Altria continues to perform well despite high unemployment and low consumer confidence, as well as an intensely competitive tobacco market, CEO Michael E. Szymanczyk said in a conference call with investors.
Marlboro, which sold for an average of about $5.42 per pack, gained 0.3 points of market share to end up with a record 42.7 percent of the U.S. market, driven by its menthol and special blend brand extensions. The brand helped Altria's cigarette sales excluding excise taxes increase 5.5 percent to $3.4 billion during the first quarter.
The company says cigarettes sold fell less than 1 percent to 34.1 billion from last year's quarter, when retailers and wholesalers cut their orders ahead of a one-time federal tax on inventory.
But Altria said that, when adjusted for last year's inventory cuts, its overall volumes fell about 11 percent, compared with its estimate of a 10 percent decline for the whole industry.
Marlboro's volume was up 1.6 percent, while all of the company's other brands, including Virginia Slims, Parliament and Basic saw declines in volume and market share.
Szymanczyk said that given Marlboro's price gaps and its market share gains indicate that "the status of things right now seem to be acceptable to consumers."
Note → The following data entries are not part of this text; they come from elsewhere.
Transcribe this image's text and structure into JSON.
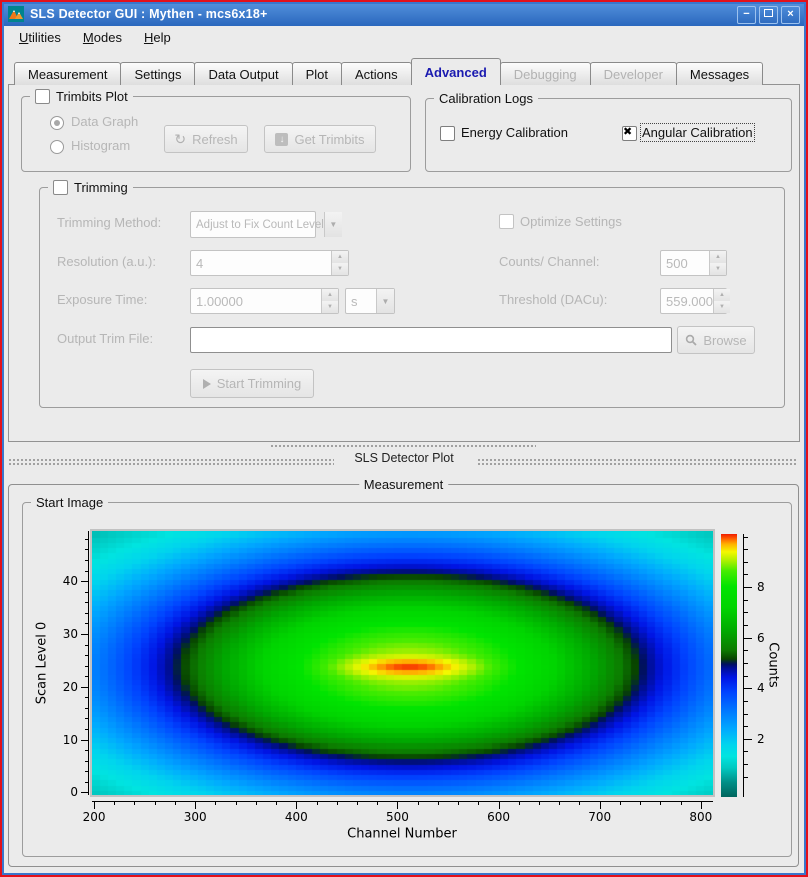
{
  "window": {
    "title": "SLS Detector GUI : Mythen - mcs6x18+",
    "controls": {
      "minimize": "−",
      "maximize": "",
      "close": "×"
    }
  },
  "menubar": {
    "items": [
      {
        "label": "Utilities"
      },
      {
        "label": "Modes"
      },
      {
        "label": "Help"
      }
    ]
  },
  "tabs": {
    "items": [
      {
        "label": "Measurement",
        "state": "normal"
      },
      {
        "label": "Settings",
        "state": "normal"
      },
      {
        "label": "Data Output",
        "state": "normal"
      },
      {
        "label": "Plot",
        "state": "normal"
      },
      {
        "label": "Actions",
        "state": "normal"
      },
      {
        "label": "Advanced",
        "state": "selected"
      },
      {
        "label": "Debugging",
        "state": "disabled"
      },
      {
        "label": "Developer",
        "state": "disabled"
      },
      {
        "label": "Messages",
        "state": "normal"
      }
    ]
  },
  "trimbits_plot": {
    "title": "Trimbits Plot",
    "checkbox_checked": false,
    "radio_data_graph": "Data Graph",
    "radio_histogram": "Histogram",
    "refresh_button": "Refresh",
    "refresh_icon": "↻",
    "get_trimbits_button": "Get Trimbits",
    "get_trimbits_icon": "↓"
  },
  "calibration_logs": {
    "title": "Calibration Logs",
    "energy_label": "Energy Calibration",
    "energy_checked": false,
    "angular_label": "Angular Calibration",
    "angular_checked": true
  },
  "trimming": {
    "title": "Trimming",
    "checkbox_checked": false,
    "method_label": "Trimming Method:",
    "method_value": "Adjust to Fix Count Level",
    "optimize_label": "Optimize Settings",
    "optimize_checked": false,
    "resolution_label": "Resolution (a.u.):",
    "resolution_value": "4",
    "counts_label": "Counts/ Channel:",
    "counts_value": "500",
    "exposure_label": "Exposure Time:",
    "exposure_value": "1.00000",
    "exposure_unit": "s",
    "threshold_label": "Threshold (DACu):",
    "threshold_value": "559.000",
    "output_label": "Output Trim File:",
    "output_value": "",
    "browse_button": "Browse",
    "start_button": "Start Trimming"
  },
  "dock": {
    "title": "SLS Detector Plot"
  },
  "measurement": {
    "title": "Measurement",
    "start_image_title": "Start Image"
  },
  "chart_data": {
    "type": "heatmap",
    "title": "Start Image",
    "xlabel": "Channel Number",
    "ylabel": "Scan Level 0",
    "colorbar_label": "Counts",
    "x_range": [
      198,
      812
    ],
    "y_range": [
      -0.5,
      49.5
    ],
    "x_major_ticks": [
      200,
      300,
      400,
      500,
      600,
      700,
      800
    ],
    "x_minor_step": 20,
    "y_major_ticks": [
      0,
      10,
      20,
      30,
      40
    ],
    "y_minor_step": 2,
    "z_axis_range": [
      -0.3,
      10.1
    ],
    "z_major_ticks": [
      2,
      4,
      6,
      8
    ],
    "z_minor_step": 0.5,
    "grid": {
      "cols": 76,
      "rows": 50
    },
    "model": {
      "kind": "sum-of-gaussians",
      "description": "counts(x,y) = sum of elliptical gaussians; broad background plus sharp central peak at channel 512, scan level 24, peak ~10 counts",
      "components": [
        {
          "amplitude": 9.2,
          "center_x": 512,
          "center_y": 24,
          "sigma_x": 215,
          "sigma_y": 16.5
        },
        {
          "amplitude": 0.9,
          "center_x": 512,
          "center_y": 24,
          "sigma_x": 45,
          "sigma_y": 1.2
        }
      ]
    },
    "z_color_range": [
      0,
      10.2
    ],
    "grid_lines": false,
    "colormap": [
      [
        0.0,
        "#00655d"
      ],
      [
        0.055,
        "#008e86"
      ],
      [
        0.11,
        "#00c8c0"
      ],
      [
        0.155,
        "#00e4e0"
      ],
      [
        0.2,
        "#00d4ee"
      ],
      [
        0.26,
        "#00a8ff"
      ],
      [
        0.33,
        "#0076ff"
      ],
      [
        0.4,
        "#0042ff"
      ],
      [
        0.455,
        "#0014e4"
      ],
      [
        0.49,
        "#000e96"
      ],
      [
        0.505,
        "#001060"
      ],
      [
        0.525,
        "#084400"
      ],
      [
        0.56,
        "#0c7c00"
      ],
      [
        0.63,
        "#00a800"
      ],
      [
        0.72,
        "#00d400"
      ],
      [
        0.8,
        "#00e400"
      ],
      [
        0.86,
        "#46ec00"
      ],
      [
        0.9,
        "#b0f000"
      ],
      [
        0.932,
        "#f4f800"
      ],
      [
        0.962,
        "#ffb000"
      ],
      [
        0.982,
        "#ff6000"
      ],
      [
        1.0,
        "#f01c00"
      ]
    ]
  }
}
The company said it earned $813 million, or 39 cents per share, compared with $589 million, or 28 cents per share, a year ago. Excluding one-time items, profit was 42 cents per share. Analysts polled by Thomson Reuters expected adjusted earnings of 40 cents a share.
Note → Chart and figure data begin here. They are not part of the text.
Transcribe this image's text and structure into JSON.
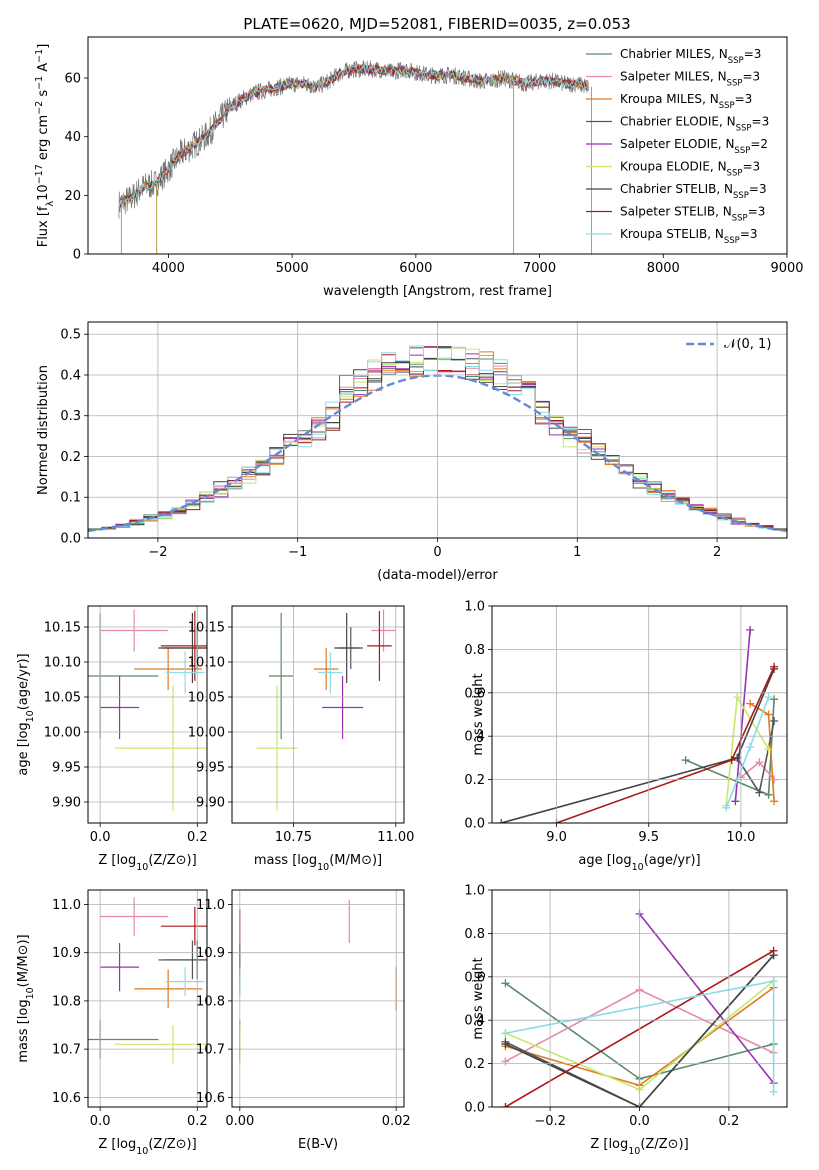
{
  "figure": {
    "title": "PLATE=0620, MJD=52081, FIBERID=0035, z=0.053"
  },
  "models": [
    {
      "name": "Chabrier MILES",
      "nssp": "3",
      "color": "#5a8a6a"
    },
    {
      "name": "Salpeter MILES",
      "nssp": "3",
      "color": "#e88aaa"
    },
    {
      "name": "Kroupa MILES",
      "nssp": "3",
      "color": "#e07a20"
    },
    {
      "name": "Chabrier ELODIE",
      "nssp": "3",
      "color": "#555555"
    },
    {
      "name": "Salpeter ELODIE",
      "nssp": "2",
      "color": "#9a30b0"
    },
    {
      "name": "Kroupa ELODIE",
      "nssp": "3",
      "color": "#c8e86a"
    },
    {
      "name": "Chabrier STELIB",
      "nssp": "3",
      "color": "#444444"
    },
    {
      "name": "Salpeter STELIB",
      "nssp": "3",
      "color": "#aa1818"
    },
    {
      "name": "Kroupa STELIB",
      "nssp": "3",
      "color": "#88dde8"
    }
  ],
  "chart_data": [
    {
      "id": "spectrum",
      "type": "line",
      "xlabel": "wavelength [Angstrom, rest frame]",
      "ylabel_parts": [
        "Flux [f",
        "λ",
        "10",
        "−17",
        " erg cm",
        "−2",
        " s",
        "−1",
        " A",
        "−1",
        "]"
      ],
      "legend_prefix": "N",
      "legend_sub": "SSP",
      "xlim": [
        3350,
        9000
      ],
      "ylim": [
        0,
        74
      ],
      "xticks": [
        4000,
        5000,
        6000,
        7000,
        8000,
        9000
      ],
      "yticks": [
        0,
        20,
        40,
        60
      ],
      "legend": "right",
      "grid": false,
      "continuum": [
        [
          3600,
          17
        ],
        [
          3700,
          19
        ],
        [
          3800,
          23
        ],
        [
          3900,
          24
        ],
        [
          4000,
          29
        ],
        [
          4100,
          34
        ],
        [
          4200,
          37
        ],
        [
          4300,
          40
        ],
        [
          4400,
          45
        ],
        [
          4500,
          50
        ],
        [
          4600,
          53
        ],
        [
          4700,
          55
        ],
        [
          4800,
          56
        ],
        [
          4900,
          57
        ],
        [
          5000,
          58
        ],
        [
          5100,
          58
        ],
        [
          5200,
          57
        ],
        [
          5300,
          59
        ],
        [
          5400,
          62
        ],
        [
          5500,
          63
        ],
        [
          5600,
          63
        ],
        [
          5700,
          63
        ],
        [
          5800,
          62
        ],
        [
          5900,
          63
        ],
        [
          6000,
          62
        ],
        [
          6100,
          61
        ],
        [
          6200,
          61
        ],
        [
          6300,
          61
        ],
        [
          6400,
          60
        ],
        [
          6500,
          59
        ],
        [
          6600,
          59
        ],
        [
          6700,
          60
        ],
        [
          6800,
          59
        ],
        [
          6900,
          58
        ],
        [
          7000,
          59
        ],
        [
          7100,
          59
        ],
        [
          7200,
          58
        ],
        [
          7300,
          58
        ],
        [
          7400,
          57
        ]
      ],
      "spikes_down": [
        [
          3620,
          0
        ],
        [
          3905,
          0
        ],
        [
          6790,
          0
        ],
        [
          7420,
          0
        ]
      ]
    },
    {
      "id": "residuals",
      "type": "histogram",
      "xlabel": "(data-model)/error",
      "ylabel": "Normed distribution",
      "xlim": [
        -2.5,
        2.5
      ],
      "ylim": [
        0,
        0.53
      ],
      "xticks": [
        -2,
        -1,
        0,
        1,
        2
      ],
      "yticks": [
        0.0,
        0.1,
        0.2,
        0.3,
        0.4,
        0.5
      ],
      "grid": true,
      "legend": "top-right",
      "gauss_label": "𝒩(0, 1)",
      "gauss_color": "#6688d8",
      "bin_width": 0.1
    },
    {
      "id": "age-vs-Z",
      "type": "errorbar",
      "xlabel": "Z [log10(Z/Z⊙)]",
      "ylabel": "age  [log10(age/yr)]",
      "xlim": [
        -0.025,
        0.22
      ],
      "ylim": [
        9.87,
        10.18
      ],
      "xticks": [
        0.0,
        0.2
      ],
      "yticks": [
        9.9,
        9.95,
        10.0,
        10.05,
        10.1,
        10.15
      ],
      "grid": true,
      "points": [
        {
          "model": 0,
          "x": 0.0,
          "y": 10.08,
          "xerr": 0.12,
          "yerr": 0.09
        },
        {
          "model": 1,
          "x": 0.07,
          "y": 10.145,
          "xerr": 0.07,
          "yerr": 0.03
        },
        {
          "model": 2,
          "x": 0.14,
          "y": 10.09,
          "xerr": 0.07,
          "yerr": 0.03
        },
        {
          "model": 3,
          "x": 0.2,
          "y": 10.12,
          "xerr": 0.07,
          "yerr": 0.03
        },
        {
          "model": 4,
          "x": 0.04,
          "y": 10.035,
          "xerr": 0.04,
          "yerr": 0.045
        },
        {
          "model": 5,
          "x": 0.15,
          "y": 9.977,
          "xerr": 0.12,
          "yerr": 0.09
        },
        {
          "model": 6,
          "x": 0.19,
          "y": 10.12,
          "xerr": 0.07,
          "yerr": 0.05
        },
        {
          "model": 7,
          "x": 0.195,
          "y": 10.123,
          "xerr": 0.07,
          "yerr": 0.05
        },
        {
          "model": 8,
          "x": 0.175,
          "y": 10.085,
          "xerr": 0.04,
          "yerr": 0.03
        }
      ]
    },
    {
      "id": "age-vs-mass",
      "type": "errorbar",
      "xlabel": "mass [log10(M/M⊙)]",
      "ylabel": "",
      "xlim": [
        10.6,
        11.02
      ],
      "ylim": [
        9.87,
        10.18
      ],
      "xticks": [
        10.75,
        11.0
      ],
      "yticks": [
        9.9,
        9.95,
        10.0,
        10.05,
        10.1,
        10.15
      ],
      "grid": true,
      "points": [
        {
          "model": 0,
          "x": 10.72,
          "y": 10.08,
          "xerr": 0.03,
          "yerr": 0.09
        },
        {
          "model": 1,
          "x": 10.97,
          "y": 10.145,
          "xerr": 0.03,
          "yerr": 0.03
        },
        {
          "model": 2,
          "x": 10.83,
          "y": 10.09,
          "xerr": 0.03,
          "yerr": 0.03
        },
        {
          "model": 3,
          "x": 10.89,
          "y": 10.12,
          "xerr": 0.03,
          "yerr": 0.03
        },
        {
          "model": 4,
          "x": 10.87,
          "y": 10.035,
          "xerr": 0.05,
          "yerr": 0.045
        },
        {
          "model": 5,
          "x": 10.71,
          "y": 9.977,
          "xerr": 0.05,
          "yerr": 0.09
        },
        {
          "model": 6,
          "x": 10.88,
          "y": 10.12,
          "xerr": 0.03,
          "yerr": 0.05
        },
        {
          "model": 7,
          "x": 10.96,
          "y": 10.123,
          "xerr": 0.03,
          "yerr": 0.05
        },
        {
          "model": 8,
          "x": 10.84,
          "y": 10.085,
          "xerr": 0.03,
          "yerr": 0.03
        }
      ]
    },
    {
      "id": "mass-weight-vs-age",
      "type": "line",
      "xlabel": "age  [log10(age/yr)]",
      "ylabel": "mass weight",
      "xlim": [
        8.65,
        10.25
      ],
      "ylim": [
        0,
        1.0
      ],
      "xticks": [
        9.0,
        9.5,
        10.0
      ],
      "yticks": [
        0.0,
        0.2,
        0.4,
        0.6,
        0.8,
        1.0
      ],
      "grid": true,
      "series": [
        {
          "model": 0,
          "points": [
            [
              9.7,
              0.29
            ],
            [
              10.15,
              0.13
            ],
            [
              10.18,
              0.57
            ]
          ]
        },
        {
          "model": 1,
          "points": [
            [
              10.0,
              0.21
            ],
            [
              10.1,
              0.28
            ],
            [
              10.18,
              0.2
            ]
          ]
        },
        {
          "model": 2,
          "points": [
            [
              10.05,
              0.55
            ],
            [
              10.15,
              0.5
            ],
            [
              10.18,
              0.1
            ]
          ]
        },
        {
          "model": 3,
          "points": [
            [
              9.98,
              0.3
            ],
            [
              10.1,
              0.14
            ],
            [
              10.18,
              0.47
            ]
          ]
        },
        {
          "model": 4,
          "points": [
            [
              9.97,
              0.1
            ],
            [
              10.05,
              0.89
            ]
          ]
        },
        {
          "model": 5,
          "points": [
            [
              9.92,
              0.08
            ],
            [
              9.98,
              0.58
            ],
            [
              10.15,
              0.34
            ]
          ]
        },
        {
          "model": 6,
          "points": [
            [
              8.7,
              0.0
            ],
            [
              9.98,
              0.3
            ],
            [
              10.18,
              0.71
            ]
          ]
        },
        {
          "model": 7,
          "points": [
            [
              9.0,
              0.0
            ],
            [
              9.95,
              0.29
            ],
            [
              10.18,
              0.72
            ]
          ]
        },
        {
          "model": 8,
          "points": [
            [
              9.92,
              0.07
            ],
            [
              10.05,
              0.35
            ],
            [
              10.15,
              0.58
            ]
          ]
        }
      ]
    },
    {
      "id": "mass-vs-Z",
      "type": "errorbar",
      "xlabel": "Z [log10(Z/Z⊙)]",
      "ylabel": "mass [log10(M/M⊙)]",
      "xlim": [
        -0.025,
        0.22
      ],
      "ylim": [
        10.58,
        11.03
      ],
      "xticks": [
        0.0,
        0.2
      ],
      "yticks": [
        10.6,
        10.7,
        10.8,
        10.9,
        11.0
      ],
      "grid": true,
      "points": [
        {
          "model": 0,
          "x": 0.0,
          "y": 10.72,
          "xerr": 0.12,
          "yerr": 0.04
        },
        {
          "model": 1,
          "x": 0.07,
          "y": 10.975,
          "xerr": 0.07,
          "yerr": 0.04
        },
        {
          "model": 2,
          "x": 0.14,
          "y": 10.825,
          "xerr": 0.07,
          "yerr": 0.04
        },
        {
          "model": 3,
          "x": 0.19,
          "y": 10.885,
          "xerr": 0.07,
          "yerr": 0.04
        },
        {
          "model": 4,
          "x": 0.04,
          "y": 10.87,
          "xerr": 0.04,
          "yerr": 0.05
        },
        {
          "model": 5,
          "x": 0.15,
          "y": 10.71,
          "xerr": 0.12,
          "yerr": 0.04
        },
        {
          "model": 6,
          "x": 0.2,
          "y": 10.885,
          "xerr": 0.07,
          "yerr": 0.04
        },
        {
          "model": 7,
          "x": 0.195,
          "y": 10.955,
          "xerr": 0.07,
          "yerr": 0.04
        },
        {
          "model": 8,
          "x": 0.175,
          "y": 10.84,
          "xerr": 0.04,
          "yerr": 0.03
        }
      ]
    },
    {
      "id": "mass-vs-ebv",
      "type": "errorbar",
      "xlabel": "E(B-V)",
      "ylabel": "",
      "xlim": [
        -0.001,
        0.021
      ],
      "ylim": [
        10.58,
        11.03
      ],
      "xticks": [
        0.0,
        0.02
      ],
      "yticks": [
        10.6,
        10.7,
        10.8,
        10.9,
        11.0
      ],
      "grid": true,
      "points": [
        {
          "model": 0,
          "x": 0.0,
          "y": 10.72,
          "xerr": 0.0,
          "yerr": 0.04
        },
        {
          "model": 1,
          "x": 0.014,
          "y": 10.965,
          "xerr": 0.0,
          "yerr": 0.045
        },
        {
          "model": 2,
          "x": 0.02,
          "y": 10.825,
          "xerr": 0.0,
          "yerr": 0.045
        },
        {
          "model": 3,
          "x": 0.0,
          "y": 10.885,
          "xerr": 0.0,
          "yerr": 0.03
        },
        {
          "model": 4,
          "x": 0.0,
          "y": 10.87,
          "xerr": 0.0,
          "yerr": 0.05
        },
        {
          "model": 5,
          "x": 0.0,
          "y": 10.71,
          "xerr": 0.0,
          "yerr": 0.04
        },
        {
          "model": 6,
          "x": 0.0,
          "y": 10.885,
          "xerr": 0.0,
          "yerr": 0.03
        },
        {
          "model": 7,
          "x": 0.0,
          "y": 10.95,
          "xerr": 0.0,
          "yerr": 0.04
        },
        {
          "model": 8,
          "x": 0.0,
          "y": 10.84,
          "xerr": 0.0,
          "yerr": 0.03
        }
      ]
    },
    {
      "id": "mass-weight-vs-Z",
      "type": "line",
      "xlabel": "Z [log10(Z/Z⊙)]",
      "ylabel": "mass weight",
      "xlim": [
        -0.33,
        0.33
      ],
      "ylim": [
        0,
        1.0
      ],
      "xticks": [
        -0.2,
        0.0,
        0.2
      ],
      "yticks": [
        0.0,
        0.2,
        0.4,
        0.6,
        0.8,
        1.0
      ],
      "grid": true,
      "series": [
        {
          "model": 0,
          "points": [
            [
              -0.3,
              0.57
            ],
            [
              0.0,
              0.13
            ],
            [
              0.3,
              0.29
            ]
          ]
        },
        {
          "model": 1,
          "points": [
            [
              -0.3,
              0.21
            ],
            [
              0.0,
              0.54
            ],
            [
              0.3,
              0.25
            ]
          ]
        },
        {
          "model": 2,
          "points": [
            [
              -0.3,
              0.28
            ],
            [
              0.0,
              0.1
            ],
            [
              0.3,
              0.55
            ]
          ]
        },
        {
          "model": 3,
          "points": [
            [
              -0.3,
              0.3
            ],
            [
              0.0,
              0.0
            ],
            [
              0.3,
              0.7
            ]
          ]
        },
        {
          "model": 4,
          "points": [
            [
              0.0,
              0.89
            ],
            [
              0.3,
              0.11
            ]
          ]
        },
        {
          "model": 5,
          "points": [
            [
              -0.3,
              0.34
            ],
            [
              0.0,
              0.08
            ],
            [
              0.3,
              0.58
            ]
          ]
        },
        {
          "model": 6,
          "points": [
            [
              -0.3,
              0.29
            ],
            [
              0.0,
              0.0
            ],
            [
              0.3,
              0.7
            ]
          ]
        },
        {
          "model": 7,
          "points": [
            [
              -0.3,
              0.0
            ],
            [
              0.3,
              0.72
            ]
          ]
        },
        {
          "model": 8,
          "points": [
            [
              -0.3,
              0.34
            ],
            [
              0.3,
              0.58
            ],
            [
              0.3,
              0.07
            ]
          ]
        }
      ]
    }
  ]
}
Its shares rose 31 cents, or about 1.5 percent, to $21.48 in afternoon trading Wednesday.
Revenue excluding excise taxes rose about 2 percent to $3.9 billion. Wall Street expected revenue of $3.84 billion. With taxes, revenue rose 27 percent to $5.76 billion, mostly because of the 62-cents-per-pack federal tax increase on tobacco products that took effect in April 2009.
Like other tobacco companies, Altria is focusing on cigarette alternatives — such as cigars, snuff and chewing tobacco — for future sales growth as tax increases, smoking bans, health concerns and social stigma make the cigarette business tougher. It's still unclear how well that business, much smaller than cigarettes, can make up for long-term smoking declines.
Altria saw lower volumes on Black & Mild cigars, but its smokeless tobacco business, which includes brands such as Copenhagen and Skoal, saw its volume grow 21.9 percent during the quarter. Excluding excise taxes, revenue from its smokeless tobacco business grew 24 percent to $355 million, and revenue from its cigar business fell 12 percent to $87 million.
The company's perfomance was boosted by cost savings. Altria said it cut costs about $43 million in the first quarter and expects to save about $419 million more by the end of 2011.
In a note to investors, Credit Suisse analyst Thilo Wrede noted the strong performance of its Marlboro, Copenhagen and Skoal brands. But he also highlighted worries that Altria lost cigarette market share for the fifth consecutive quarter and its smokeless business is growing at a slower pace than industry estimates.
Altria reaffirmed its full-year outlook for adjusted earnings from continuing operations to a range of $1.85 to $1.89 per share.